In practice, the study recommends establishing serological monitoring in high-risk areas to track the epidemiological dynamics of PPR and estimate its incidence. This monitoring would help refine vaccination strategies and control measures based on regional disease patterns. Future research should focus on testing the effectiveness of the MaxEnt model in other regions with comparable ecological conditions. Additionally, it would be valuable to examine the influence of specific pasture characteristics on PPR prevalence and their role in disease transmission dynamics.
Acknowledgements
The authors thank the Université Evangélique en Afrique (UEA Bukavu) through its Project on improvement of research and teaching quality funded by Brot für die Welt (Pain pour le monde) (A-COD-2023-0035) for their financial and technical support and the Regional Forum of Universities for Capacity Building in Agriculture (RUFORUM) for their financial and material support.
Patents
This study was conducted as part of research for the Master’s degree in Environmental Sciences, option Water and Forest Management.
Credit Authorship Contribution Statement
Bwihangane Birindwa Ahadi: Conceptualization, methodology, validation, formal analysis, resources, writing—preparation of the original project, writing—revision and editing, project supervision and administration. Basengere Justin Amani: Conceptualization, methodology, software, investigation, data retention, writing—preparation of the original project, visualization. Azine Pascaline Ciza: Methodology, validation, formal analysis, resources, writing—preparation of the original project, writing—revision and editing, writing—revision and editing, project supervision and administration. Rodrigue Basengere Balthazar Ayagirwe: Methodology, formal analysis. Basimine Geant Chuma: Software, investigation, data retention. Dieudonné Shukuru Wasso: Methodology, software. Muderhwa Zagabe Christian: Software, investigation, data retention.

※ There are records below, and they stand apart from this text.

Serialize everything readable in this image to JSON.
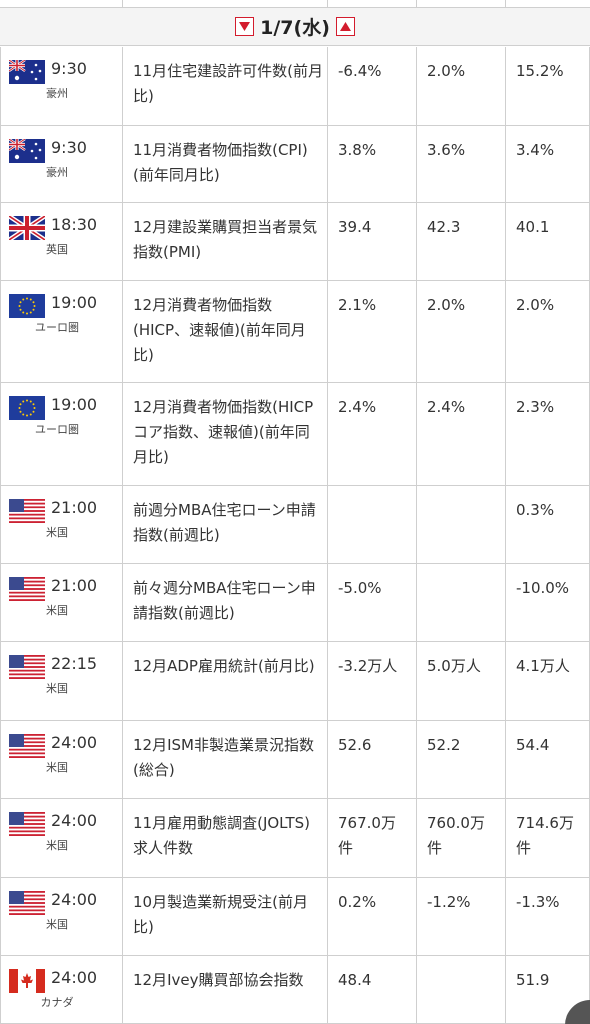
{
  "header": {
    "date": "1/7(水)",
    "prev_icon": "triangle-down-icon",
    "next_icon": "triangle-up-icon"
  },
  "colors": {
    "accent": "#d31c2d",
    "border": "#cfcfcf",
    "header_bg": "#f4f4f4"
  },
  "rows": [
    {
      "flag": "australia-flag-icon",
      "time": "9:30",
      "region": "豪州",
      "indicator": "11月住宅建設許可件数(前月比)",
      "v1": "-6.4%",
      "v2": "2.0%",
      "v3": "15.2%"
    },
    {
      "flag": "australia-flag-icon",
      "time": "9:30",
      "region": "豪州",
      "indicator": "11月消費者物価指数(CPI)(前年同月比)",
      "v1": "3.8%",
      "v2": "3.6%",
      "v3": "3.4%"
    },
    {
      "flag": "uk-flag-icon",
      "time": "18:30",
      "region": "英国",
      "indicator": "12月建設業購買担当者景気指数(PMI)",
      "v1": "39.4",
      "v2": "42.3",
      "v3": "40.1"
    },
    {
      "flag": "eu-flag-icon",
      "time": "19:00",
      "region": "ユーロ圏",
      "indicator": "12月消費者物価指数(HICP、速報値)(前年同月比)",
      "v1": "2.1%",
      "v2": "2.0%",
      "v3": "2.0%"
    },
    {
      "flag": "eu-flag-icon",
      "time": "19:00",
      "region": "ユーロ圏",
      "indicator": "12月消費者物価指数(HICPコア指数、速報値)(前年同月比)",
      "v1": "2.4%",
      "v2": "2.4%",
      "v3": "2.3%"
    },
    {
      "flag": "us-flag-icon",
      "time": "21:00",
      "region": "米国",
      "indicator": "前週分MBA住宅ローン申請指数(前週比)",
      "v1": "",
      "v2": "",
      "v3": "0.3%"
    },
    {
      "flag": "us-flag-icon",
      "time": "21:00",
      "region": "米国",
      "indicator": "前々週分MBA住宅ローン申請指数(前週比)",
      "v1": "-5.0%",
      "v2": "",
      "v3": "-10.0%"
    },
    {
      "flag": "us-flag-icon",
      "time": "22:15",
      "region": "米国",
      "indicator": "12月ADP雇用統計(前月比)",
      "v1": "-3.2万人",
      "v2": "5.0万人",
      "v3": "4.1万人"
    },
    {
      "flag": "us-flag-icon",
      "time": "24:00",
      "region": "米国",
      "indicator": "12月ISM非製造業景況指数(総合)",
      "v1": "52.6",
      "v2": "52.2",
      "v3": "54.4"
    },
    {
      "flag": "us-flag-icon",
      "time": "24:00",
      "region": "米国",
      "indicator": "11月雇用動態調査(JOLTS)求人件数",
      "v1": "767.0万件",
      "v2": "760.0万件",
      "v3": "714.6万件"
    },
    {
      "flag": "us-flag-icon",
      "time": "24:00",
      "region": "米国",
      "indicator": "10月製造業新規受注(前月比)",
      "v1": "0.2%",
      "v2": "-1.2%",
      "v3": "-1.3%"
    },
    {
      "flag": "canada-flag-icon",
      "time": "24:00",
      "region": "カナダ",
      "indicator": "12月Ivey購買部協会指数",
      "v1": "48.4",
      "v2": "",
      "v3": "51.9"
    }
  ]
}
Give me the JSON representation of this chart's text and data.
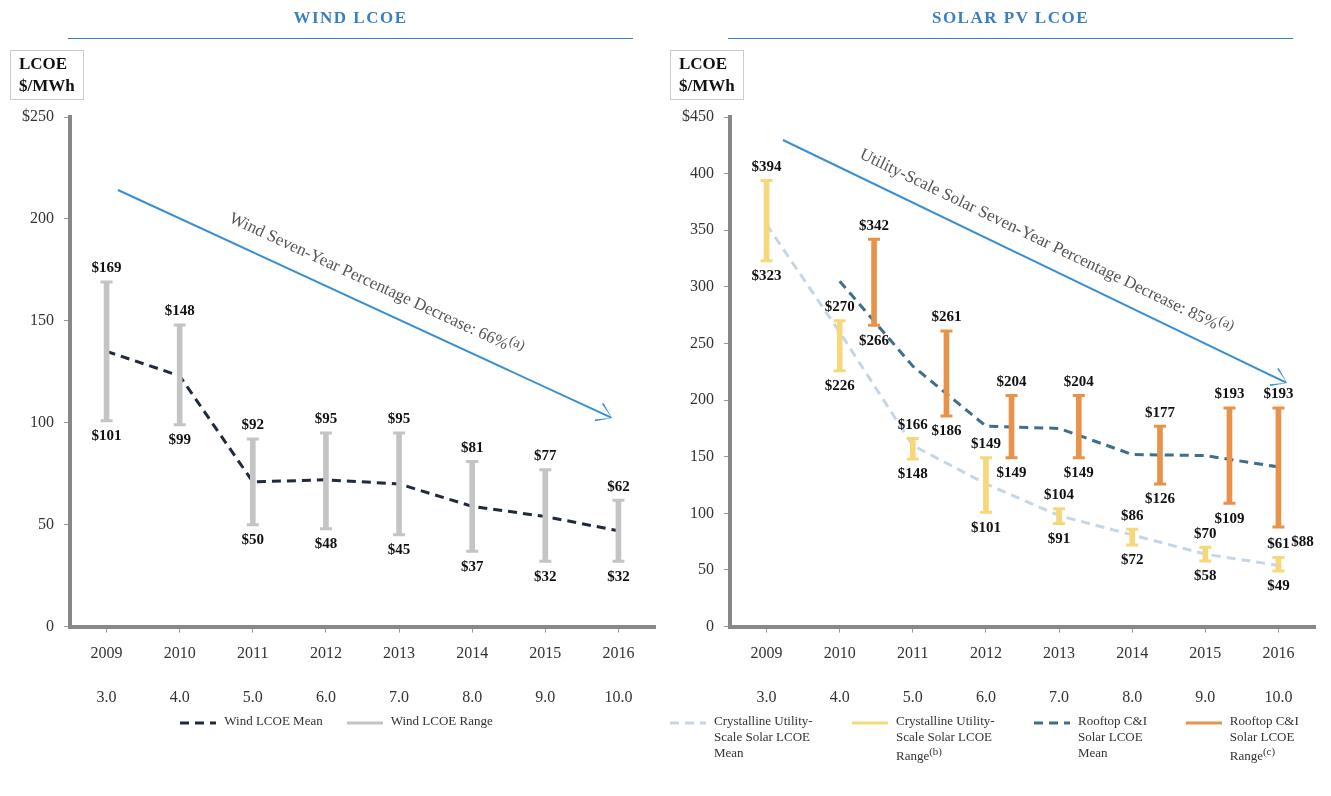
{
  "chart_data": [
    {
      "type": "line",
      "title": "WIND LCOE",
      "ylabel": "LCOE\n$/MWh",
      "xlim": [
        2008.5,
        2016.5
      ],
      "xticks": [
        2009,
        2010,
        2011,
        2012,
        2013,
        2014,
        2015,
        2016
      ],
      "x2lim": [
        2.5,
        10.5
      ],
      "x2ticks": [
        {
          "value": 3,
          "label": "3.0"
        },
        {
          "value": 4,
          "label": "4.0"
        },
        {
          "value": 5,
          "label": "5.0"
        },
        {
          "value": 6,
          "label": "6.0"
        },
        {
          "value": 7,
          "label": "7.0"
        },
        {
          "value": 8,
          "label": "8.0"
        },
        {
          "value": 9,
          "label": "9.0"
        },
        {
          "value": 10,
          "label": "10.0"
        }
      ],
      "ylim": [
        0,
        250
      ],
      "yticks": [
        0,
        50,
        100,
        150,
        200,
        {
          "value": 250,
          "label": "$250"
        }
      ],
      "grid": false,
      "legend": "bottom",
      "marker": "none",
      "series": [
        {
          "name": "Wind LCOE Mean",
          "line_style": "dashed",
          "color": "#1f2a3c",
          "x": [
            2009,
            2010,
            2011,
            2012,
            2013,
            2014,
            2015,
            2016
          ],
          "values": [
            135,
            123,
            71,
            72,
            70,
            59,
            54,
            47
          ]
        },
        {
          "name": "Wind LCOE Range",
          "type": "bar",
          "color": "#c4c4c4",
          "x": [
            2009,
            2010,
            2011,
            2012,
            2013,
            2014,
            2015,
            2016
          ],
          "base": [
            101,
            99,
            50,
            48,
            45,
            37,
            32,
            32
          ],
          "values": [
            68,
            49,
            42,
            47,
            50,
            44,
            45,
            30
          ]
        }
      ],
      "annotations": [
        "Wind Seven-Year Percentage Decrease: 66%$^{(a)}$",
        {
          "text": "$169",
          "x": 2009,
          "y": 169
        },
        {
          "text": "$101",
          "x": 2009,
          "y": 101
        },
        {
          "text": "$148",
          "x": 2010,
          "y": 148
        },
        {
          "text": "$99",
          "x": 2010,
          "y": 99
        },
        {
          "text": "$92",
          "x": 2011,
          "y": 92
        },
        {
          "text": "$50",
          "x": 2011,
          "y": 50
        },
        {
          "text": "$95",
          "x": 2012,
          "y": 95
        },
        {
          "text": "$48",
          "x": 2012,
          "y": 48
        },
        {
          "text": "$95",
          "x": 2013,
          "y": 95
        },
        {
          "text": "$45",
          "x": 2013,
          "y": 45
        },
        {
          "text": "$81",
          "x": 2014,
          "y": 81
        },
        {
          "text": "$37",
          "x": 2014,
          "y": 37
        },
        {
          "text": "$77",
          "x": 2015,
          "y": 77
        },
        {
          "text": "$32",
          "x": 2015,
          "y": 32
        },
        {
          "text": "$62",
          "x": 2016,
          "y": 62
        },
        {
          "text": "$32",
          "x": 2016,
          "y": 32
        }
      ]
    },
    {
      "type": "line",
      "title": "SOLAR PV LCOE",
      "ylabel": "LCOE\n$/MWh",
      "xlim": [
        2008.5,
        2016.5
      ],
      "xticks": [
        2009,
        2010,
        2011,
        2012,
        2013,
        2014,
        2015,
        2016
      ],
      "x2lim": [
        2.5,
        10.5
      ],
      "x2ticks": [
        {
          "value": 3,
          "label": "3.0"
        },
        {
          "value": 4,
          "label": "4.0"
        },
        {
          "value": 5,
          "label": "5.0"
        },
        {
          "value": 6,
          "label": "6.0"
        },
        {
          "value": 7,
          "label": "7.0"
        },
        {
          "value": 8,
          "label": "8.0"
        },
        {
          "value": 9,
          "label": "9.0"
        },
        {
          "value": 10,
          "label": "10.0"
        }
      ],
      "ylim": [
        0,
        450
      ],
      "yticks": [
        0,
        50,
        100,
        150,
        200,
        250,
        300,
        350,
        400,
        {
          "value": 450,
          "label": "$450"
        }
      ],
      "grid": false,
      "legend": "bottom",
      "marker": "none",
      "series": [
        {
          "name": "Crystalline Utility-Scale Solar LCOE Mean",
          "line_style": "dashed",
          "color": "#c5d6e6",
          "x": [
            2009,
            2010,
            2011,
            2012,
            2013,
            2014,
            2015,
            2016
          ],
          "values": [
            355,
            260,
            160,
            126,
            98,
            81,
            64,
            54
          ]
        },
        {
          "name": "Crystalline Utility-Scale Solar LCOE Range$^{(b)}$",
          "type": "bar",
          "color": "#f6d77a",
          "x": [
            2009,
            2010,
            2011,
            2012,
            2013,
            2014,
            2015,
            2016
          ],
          "base": [
            323,
            226,
            148,
            101,
            91,
            72,
            58,
            49
          ],
          "values": [
            71,
            44,
            18,
            48,
            13,
            14,
            12,
            12
          ]
        },
        {
          "name": "Rooftop C&I Solar LCOE Mean",
          "line_style": "dashed",
          "color": "#3f6e8c",
          "x": [
            2010,
            2011,
            2012,
            2013,
            2014,
            2015,
            2016
          ],
          "values": [
            305,
            230,
            177,
            175,
            152,
            151,
            141
          ]
        },
        {
          "name": "Rooftop C&I Solar LCOE Range$^{(c)}$",
          "type": "bar",
          "color": "#e8924a",
          "x": [
            2010.47,
            2011.46,
            2012.35,
            2013.27,
            2014.38,
            2015.33,
            2016
          ],
          "base": [
            266,
            186,
            149,
            149,
            126,
            109,
            88
          ],
          "values": [
            76,
            75,
            55,
            55,
            51,
            84,
            105
          ]
        }
      ],
      "annotations": [
        "Utility-Scale Solar Seven-Year Percentage Decrease: 85%$^{(a)}$",
        {
          "text": "$394",
          "x": 2009,
          "y": 394
        },
        {
          "text": "$323",
          "x": 2009,
          "y": 323
        },
        {
          "text": "$270",
          "x": 2010,
          "y": 270
        },
        {
          "text": "$226",
          "x": 2010,
          "y": 226
        },
        {
          "text": "$166",
          "x": 2011,
          "y": 166
        },
        {
          "text": "$148",
          "x": 2011,
          "y": 148
        },
        {
          "text": "$149",
          "x": 2012,
          "y": 149
        },
        {
          "text": "$101",
          "x": 2012,
          "y": 101
        },
        {
          "text": "$104",
          "x": 2013,
          "y": 104
        },
        {
          "text": "$91",
          "x": 2013,
          "y": 91
        },
        {
          "text": "$86",
          "x": 2014,
          "y": 86
        },
        {
          "text": "$72",
          "x": 2014,
          "y": 72
        },
        {
          "text": "$70",
          "x": 2015,
          "y": 70
        },
        {
          "text": "$58",
          "x": 2015,
          "y": 58
        },
        {
          "text": "$61",
          "x": 2016,
          "y": 61
        },
        {
          "text": "$49",
          "x": 2016,
          "y": 49
        },
        {
          "text": "$342",
          "x": 2010.47,
          "y": 342
        },
        {
          "text": "$266",
          "x": 2010.47,
          "y": 266
        },
        {
          "text": "$261",
          "x": 2011.46,
          "y": 261
        },
        {
          "text": "$186",
          "x": 2011.46,
          "y": 186
        },
        {
          "text": "$204",
          "x": 2012.35,
          "y": 204
        },
        {
          "text": "$149",
          "x": 2012.35,
          "y": 149
        },
        {
          "text": "$204",
          "x": 2013.27,
          "y": 204
        },
        {
          "text": "$149",
          "x": 2013.27,
          "y": 149
        },
        {
          "text": "$177",
          "x": 2014.38,
          "y": 177
        },
        {
          "text": "$126",
          "x": 2014.38,
          "y": 126
        },
        {
          "text": "$193",
          "x": 2015.33,
          "y": 193
        },
        {
          "text": "$109",
          "x": 2015.33,
          "y": 109
        },
        {
          "text": "$193",
          "x": 2016,
          "y": 193
        },
        {
          "text": "$88",
          "x": 2016,
          "y": 88
        }
      ]
    }
  ]
}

All authors have read and approved the published version of the manuscript.
Funding
This work was supported by the Regional Universities Forum for Capacity Building in Agriculture (RUFORUM) and the Université Evangélique en Afrique (UEA Bukavu) through their project on improvement of research and teaching quality funded by Brot für die Welt (Pain pour le monde) (A-COD-2023-0035).
Data Availability Statement
The data presented in this study are available upon request from the corresponding author.